Network Examples
Two versions of ATP are used in these examples. The script atp.py chooses the correct version based on the example’s case number.
runtpgig is the upsized GNU version for large cases. The WECC240 example requires it.
mytpbig has been compiled to call gfm_gfl_ibr2.dll, the 32-bit version, at runtime. It is required for the SMIBDLL example. It also runs the other examples, except for WECC240.

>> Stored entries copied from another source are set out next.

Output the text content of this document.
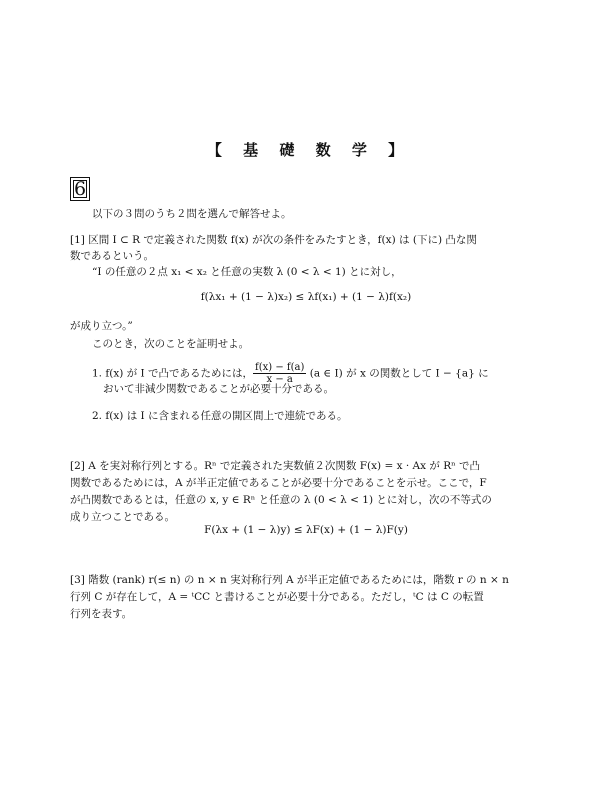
【 基 礎 数 学 】
6
以下の３問のうち２問を選んで解答せよ。
[1] 区間 I ⊂ R で定義された関数 f(x) が次の条件をみたすとき，f(x) は (下に) 凸な関
数であるという。
“I の任意の２点 x₁ < x₂ と任意の実数 λ (0 < λ < 1) とに対し，
f(λx₁ + (1 − λ)x₂) ≤ λf(x₁) + (1 − λ)f(x₂)
が成り立つ。”
このとき，次のことを証明せよ。
1. f(x) が I で凸であるためには， $\frac{f(x) - f(a)}{x - a} (a$ ∈ I) が x の関数として I − {a} に
おいて非減少関数であることが必要十分である。
2. f(x) は I に含まれる任意の開区間上で連続である。
[2] A を実対称行列とする。Rⁿ で定義された実数値２次関数 F(x) = x · Ax が Rⁿ で凸
関数であるためには，A が半正定値であることが必要十分であることを示せ。ここで，F
が凸関数であるとは，任意の x, y ∈ Rⁿ と任意の λ (0 < λ < 1) とに対し，次の不等式の
成り立つことである。
F(λx + (1 − λ)y) ≤ λF(x) + (1 − λ)F(y)
[3] 階数 (rank) r(≤ n) の n × n 実対称行列 A が半正定値であるためには，階数 r の n × n
行列 C が存在して，A = ᵗCC と書けることが必要十分である。ただし，ᵗC は C の転置
行列を表す。
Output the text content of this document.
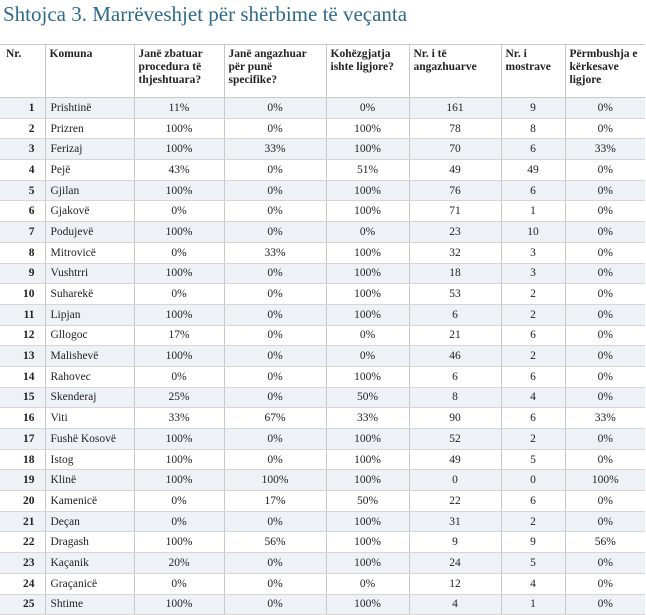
Shtojca 3. Marrëveshjet për shërbime të veçanta
Nr.	Komuna	Janë zbatuar procedura të thjeshtuara?	Janë angazhuar për punë specifike?	Kohëzgjatja ishte ligjore?	Nr. i të angazhuarve	Nr. i mostrave	Përmbushja e kërkesave ligjore
1	Prishtinë	11%	0%	0%	161	9	0%
2	Prizren	100%	0%	100%	78	8	0%
3	Ferizaj	100%	33%	100%	70	6	33%
4	Pejë	43%	0%	51%	49	49	0%
5	Gjilan	100%	0%	100%	76	6	0%
6	Gjakovë	0%	0%	100%	71	1	0%
7	Podujevë	100%	0%	0%	23	10	0%
8	Mitrovicë	0%	33%	100%	32	3	0%
9	Vushtrri	100%	0%	100%	18	3	0%
10	Suharekë	0%	0%	100%	53	2	0%
11	Lipjan	100%	0%	100%	6	2	0%
12	Gllogoc	17%	0%	0%	21	6	0%
13	Malishevë	100%	0%	0%	46	2	0%
14	Rahovec	0%	0%	100%	6	6	0%
15	Skenderaj	25%	0%	50%	8	4	0%
16	Viti	33%	67%	33%	90	6	33%
17	Fushë Kosovë	100%	0%	100%	52	2	0%
18	Istog	100%	0%	100%	49	5	0%
19	Klinë	100%	100%	100%	0	0	100%
20	Kamenicë	0%	17%	50%	22	6	0%
21	Deçan	0%	0%	100%	31	2	0%
22	Dragash	100%	56%	100%	9	9	56%
23	Kaçanik	20%	0%	100%	24	5	0%
24	Graçanicë	0%	0%	0%	12	4	0%
25	Shtime	100%	0%	100%	4	1	0%
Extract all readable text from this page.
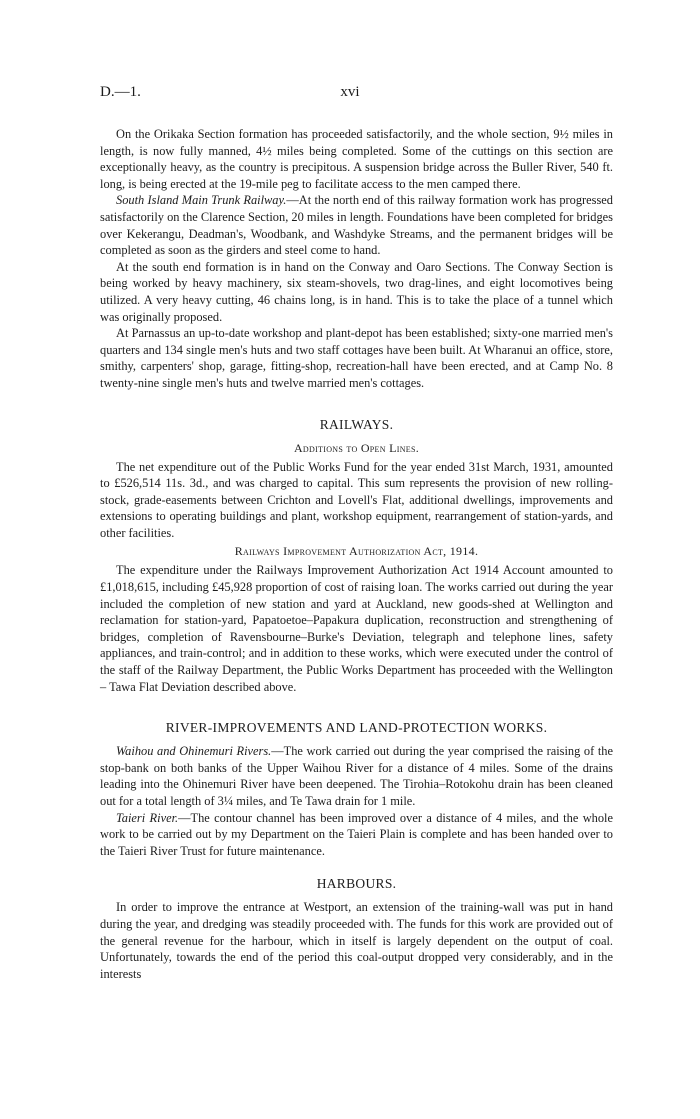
D.—1.	xvi

On the Orikaka Section formation has proceeded satisfactorily, and the whole section, 9½ miles in length, is now fully manned, 4½ miles being completed. Some of the cuttings on this section are exceptionally heavy, as the country is precipitous. A suspension bridge across the Buller River, 540 ft. long, is being erected at the 19-mile peg to facilitate access to the men camped there.

South Island Main Trunk Railway.—At the north end of this railway formation work has progressed satisfactorily on the Clarence Section, 20 miles in length. Foundations have been completed for bridges over Kekerangu, Deadman's, Woodbank, and Washdyke Streams, and the permanent bridges will be completed as soon as the girders and steel come to hand.

At the south end formation is in hand on the Conway and Oaro Sections. The Conway Section is being worked by heavy machinery, six steam-shovels, two drag-lines, and eight locomotives being utilized. A very heavy cutting, 46 chains long, is in hand. This is to take the place of a tunnel which was originally proposed.

At Parnassus an up-to-date workshop and plant-depot has been established; sixty-one married men's quarters and 134 single men's huts and two staff cottages have been built. At Wharanui an office, store, smithy, carpenters' shop, garage, fitting-shop, recreation-hall have been erected, and at Camp No. 8 twenty-nine single men's huts and twelve married men's cottages.

RAILWAYS.
Additions to Open Lines.

The net expenditure out of the Public Works Fund for the year ended 31st March, 1931, amounted to £526,514 11s. 3d., and was charged to capital. This sum represents the provision of new rolling-stock, grade-easements between Crichton and Lovell's Flat, additional dwellings, improvements and extensions to operating buildings and plant, workshop equipment, rearrangement of station-yards, and other facilities.

Railways Improvement Authorization Act, 1914.

The expenditure under the Railways Improvement Authorization Act 1914 Account amounted to £1,018,615, including £45,928 proportion of cost of raising loan. The works carried out during the year included the completion of new station and yard at Auckland, new goods-shed at Wellington and reclamation for station-yard, Papatoetoe–Papakura duplication, reconstruction and strengthening of bridges, completion of Ravensbourne–Burke's Deviation, telegraph and telephone lines, safety appliances, and train-control; and in addition to these works, which were executed under the control of the staff of the Railway Department, the Public Works Department has proceeded with the Wellington – Tawa Flat Deviation described above.

RIVER-IMPROVEMENTS AND LAND-PROTECTION WORKS.

Waihou and Ohinemuri Rivers.—The work carried out during the year comprised the raising of the stop-bank on both banks of the Upper Waihou River for a distance of 4 miles. Some of the drains leading into the Ohinemuri River have been deepened. The Tirohia–Rotokohu drain has been cleaned out for a total length of 3¼ miles, and Te Tawa drain for 1 mile.

Taieri River.—The contour channel has been improved over a distance of 4 miles, and the whole work to be carried out by my Department on the Taieri Plain is complete and has been handed over to the Taieri River Trust for future maintenance.

HARBOURS.

In order to improve the entrance at Westport, an extension of the training-wall was put in hand during the year, and dredging was steadily proceeded with. The funds for this work are provided out of the general revenue for the harbour, which in itself is largely dependent on the output of coal. Unfortunately, towards the end of the period this coal-output dropped very considerably, and in the interests
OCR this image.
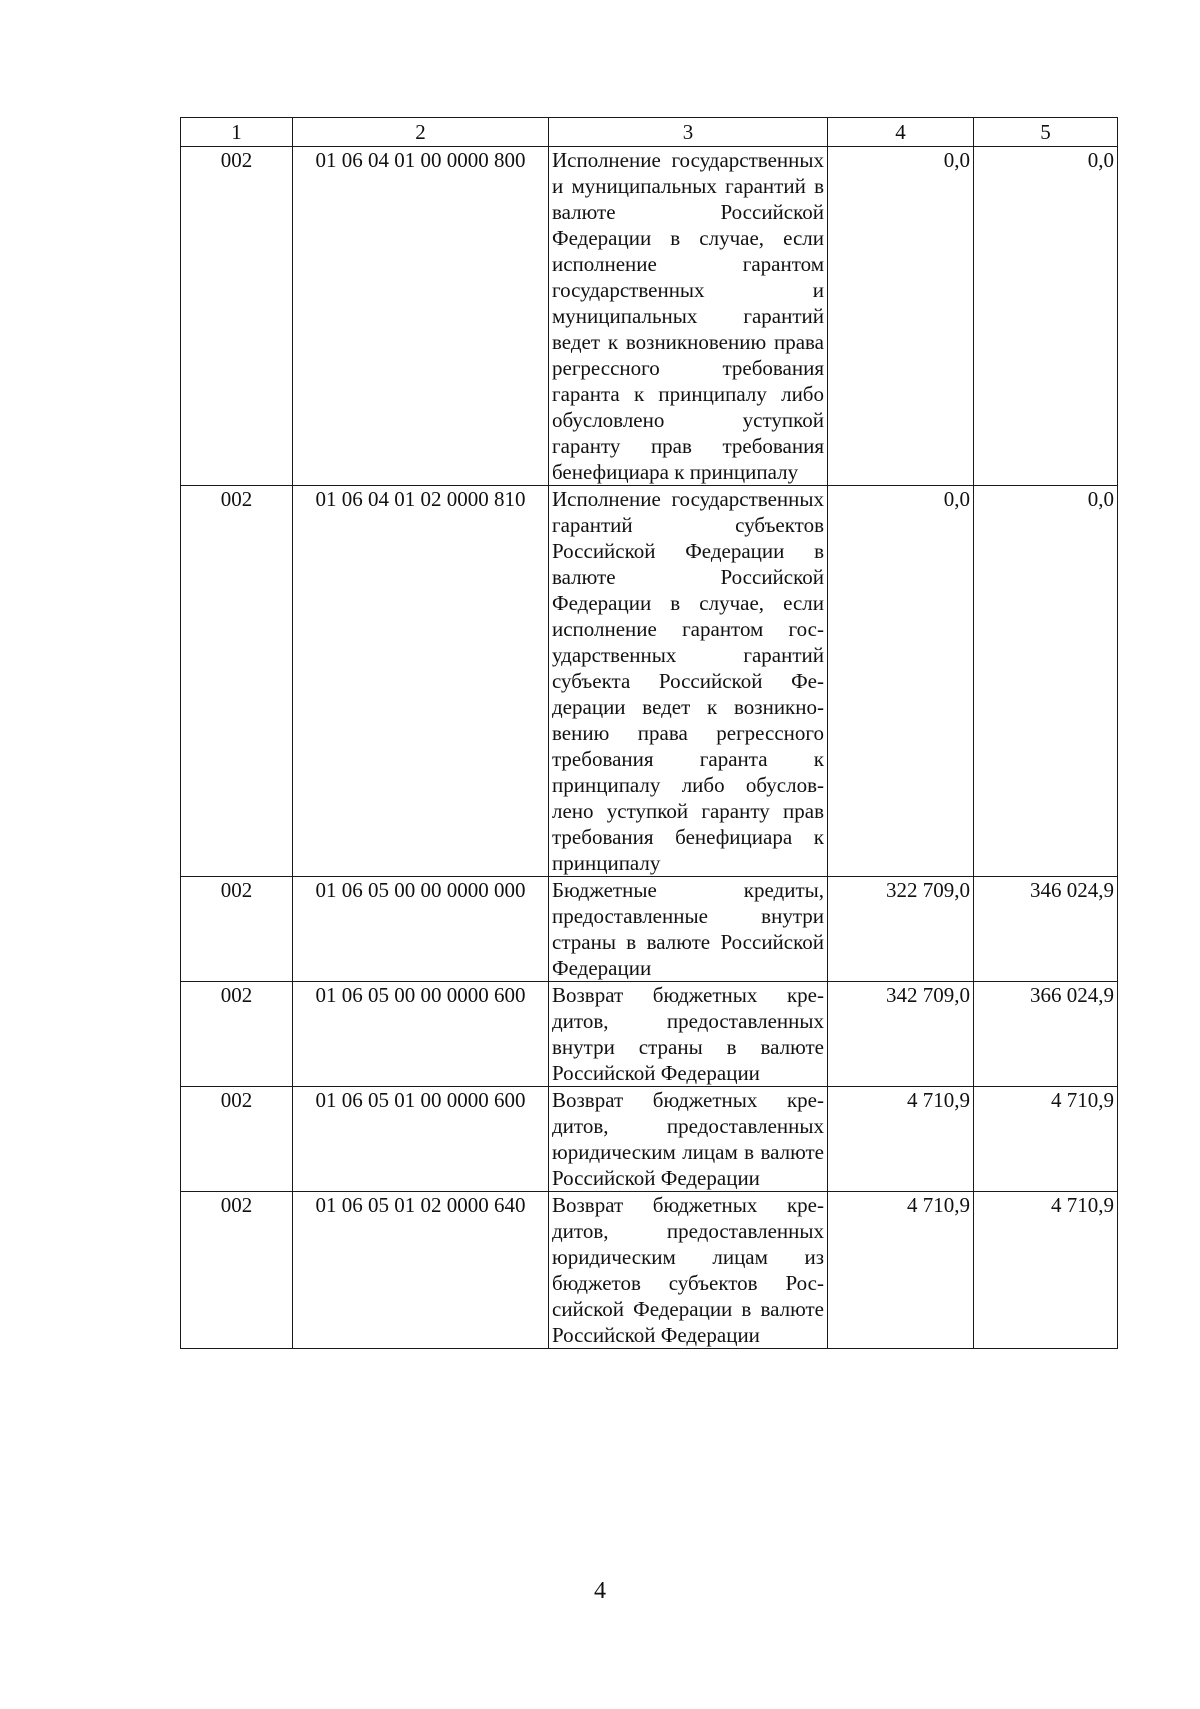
1	2	3	4	5
002	01 06 04 01 00 0000 800	Исполнение государственных и муниципальных гарантий в валюте Российской Федерации в случае, если исполнение гарантом государственных и муниципальных гарантий ведет к возникновению права регрессного требования гаранта к принципалу либо обусловлено уступкой гаранту прав требования бенефициара к принципалу	0,0	0,0
002	01 06 04 01 02 0000 810	Исполнение государственных гарантий субъектов Российской Федерации в валюте Российской Федерации в случае, если исполнение гарантом государственных гарантий субъекта Российской Федерации ведет к возникновению права регрессного требования гаранта к принципалу либо обусловлено уступкой гаранту прав требования бенефициара к принципалу	0,0	0,0
002	01 06 05 00 00 0000 000	Бюджетные кредиты, предоставленные внутри страны в валюте Российской Федерации	322 709,0	346 024,9
002	01 06 05 00 00 0000 600	Возврат бюджетных кредитов, предоставленных внутри страны в валюте Российской Федерации	342 709,0	366 024,9
002	01 06 05 01 00 0000 600	Возврат бюджетных кредитов, предоставленных юридическим лицам в валюте Российской Федерации	4 710,9	4 710,9
002	01 06 05 01 02 0000 640	Возврат бюджетных кредитов, предоставленных юридическим лицам из бюджетов субъектов Российской Федерации в валюте Российской Федерации	4 710,9	4 710,9
4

The following WECC generic IBR model settings apply to the IEEE39, IEEE118, and WECC240 examples. They are not necessarily optimized for best dynamic performance. Updates to the dyr file settings may produce better results.
Parameter |
Value |
|---|---|
vFlag |
True |
qFlag |
True |
pqFlag |
False |
pfFlag |
False |
refFlag |
True |
vcmpFlag |
True |
frqFlag |
True |
ivplsw |
True |
pFlag |
False |
kqv |
2.0 |
kqp |
1.0 |
kqi |
0.33 |
kvp |
0.2 |
kvi |
5.0 |
kp |
0.04 |
ki |
8.0 |
kpg |
0.5 |
kig |
1.0 |
Transformer Saturation
This example disconnects 400 MW of load from the end of a 500-km transformer-terminated line. It demonstrates the CIM extension for transformer saturation in the TransformerSaturation class. It does not require gfm_gfl_ibr2.dll to run in ATP. The first set of graphs represents a linear transformer and the second set of graphs represents a nonlinear transformer.
Linear Transformer Core
Saturating Transformer Core
IEEE 39-Bus
This example demonstrates a single-line-to-ground fault (SLGF) applied and cleared on the IEEE 39-bus test system, which is generally representative of New England. One of the original 10 machines has been replace with a solar plant. The purpose of this example is to demonstrate CIM extensions to remove the CIM Terminal class and the WECC dynamic models for IBR. This example does not require gfm_gfl_ibr2.dll to run in ATP.
IEEE 118-Bus
This example demonstrates a SLGF applied and cleared on the IEEE 118-bus test system, which is generally representative of the Midwestern United States circa 1962. This example has 193 buses so that each generator has its own generator stepup transformer (GSU), i.e., no generators are paralleled on the same bus. Several of the machines have been replaced with 14 solar and 5 wind plants, so this version of the test case includes 56 synchronous machines and 19 IBR. The purpose of this example is to demonstrate CIM extensions to remove the CIM Terminal class and the WECC dynamic models for IBR. This example does not require gfm_gfl_ibr2.dll to run in ATP. It does not require gfm_gfl_ibr2.dll to run in ATP.
WECC 240-Bus
This example demonstrates a SLGF applied and cleared on the WECC 240-bus test system, which is generally representative of the Western United States. This version has 333 buses so that each generator has its own generator stepup transformer (GSU), i.e., no generators are paralleled on the same bus. It includes 105 synchronous machines and 35 IBR. The purpose of this example is to demonstrate CIM extensions to remove the CIM Terminal class and the WECC dynamic models for IBR. This example does not require gfm_gfl_ibr2.dll to run in ATP.
SMIB DLL
This result comes from the EPRI generic grid-forming inverter model, implemented in a DLL compiled from C code. It is sized at 100 MW and connected to a single-machine, infinite-bus (SMIB) grid with adjustable short-circuit ratio (SCR). The example shows the DLL starting up, in preparation for a transient event to be applied at t=4.0 seconds. It requires gfm_gfl_ibr2.dll to run in ATP.